Hybridisierung und Transliteracy
Neben der Untersuchung dieser Medienvielfalt und ihrem Einfluss auf die Medienkompetenz der Zielgruppe haben sich in den letzten Jahren, auch bedingt durch die rasante Entwicklung des Internets, weitere Tendenzen herausgestellt, die für die Kinderliteraturforschung von Relevanz sind (Ewers 2002c). Eine Tendenz besteht in der zunehmenden Hybridisierung, d.h. der Verschachtelung und Kombination verschiedener medialer Inhalte und Strukturen. Besonders deutlich wird dieses Phänomen im modernen Kinderfilm, der durch die Kombination populärer Filmgenres mit avantgardistischen Filmtechniken eine bestimmte Form des Crossover hervorgerufen hat (Wojcik-Andrews 2000). Vergleichbare Tendenzen lassen sich im Printmedium Buch beobachten, wenn Elemente des Comics, Films und des Computerspiels eindringen und dadurch neue Erzählformen generieren. Das gleichzeitig stattfindende multimediale Franchise eines Werkes in Buchform, als Verfilmung, Comicversion, Hörbuch, Anime, Online- und Computerspiel bis hin zu Websites und Blogs, die zur aktiven Mitarbeit der Rezipienten auffordern, ist maßgeblich an der Entstehung eines transmedialen Netzwerkes beteiligt. Die jeweiligen Medien enthalten dabei Leerstellen, die erst dann ergänzt werden können, wenn man die anderen medialen Varianten heranzieht. Diese Struktur verlangt von dem interessierten Rezipienten, dass er sich mehrerer Medien bedient, um eine Geschichte in all ihren Details erfassen zu können. Außerdem erfordert diese neue Strategie eine Kompetenz, die man in der Forschung als „Transliteracy“ bezeichnet. Diese zeichnet sich dadurch aus, dass man zwischen verschiedenen Medien, die nicht mehr ausschließlich textbasiert sind, wechseln kann und dabei in der Lage ist, die verschiedenen Symbolsysteme zu verstehen und miteinander in Verbindung zu setzen.
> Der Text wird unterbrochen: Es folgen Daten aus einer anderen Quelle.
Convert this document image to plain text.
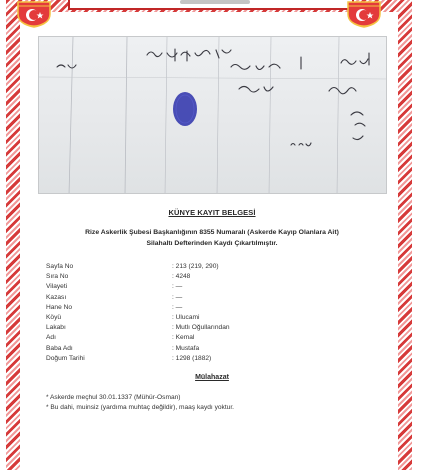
KÜNYE KAYIT BELGESİ
Rize Askerlik Şubesi Başkanlığının 8355 Numaralı (Askerde Kayıp Olanlara Ait)
Silahaltı Defterinden Kaydı Çıkartılmıştır.
Sayfa No	: 213 (219, 290)
Sıra No	: 4248
Vilayeti	: —
Kazası	: —
Hane No	: —
Köyü	: Ulucami
Lakabı	: Mutlı Oğullarından
Adı	: Kemal
Baba Adı	: Mustafa
Doğum Tarihi	: 1298 (1882)
Mülahazat
* Askerde meçhul 30.01.1337 (Mühür-Osman)
* Bu dahi, muinsiz (yardıma muhtaç değildir), maaş kaydı yoktur.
Für die Kinderliteraturforschung stellt diese Entwicklung insofern eine Herausforderung dar, als sie einen nachhaltigen Einfluss auf Form, Format und Erzählstrategien kinderliterarischer Texte ausübt und mit dazu beiträgt, dass das Printmedium Buch an einem transmedialen Formen- und Bedeutungswandel partizipiert und damit einhergehend neue Buch- und Erzählformen generiert werden. Die Kinderliteraturforschung muss sich jedoch nicht nur diesen aktuellen Herausforderungen stellen, bislang liegen auch keine umfassenden und vergleichenden Studien zur Geschichte der Kindermedien und des Kindermedienverbundes von ihren Anfängen am Ende des 19. Jahrhunderts bis zur Gegenwart vor.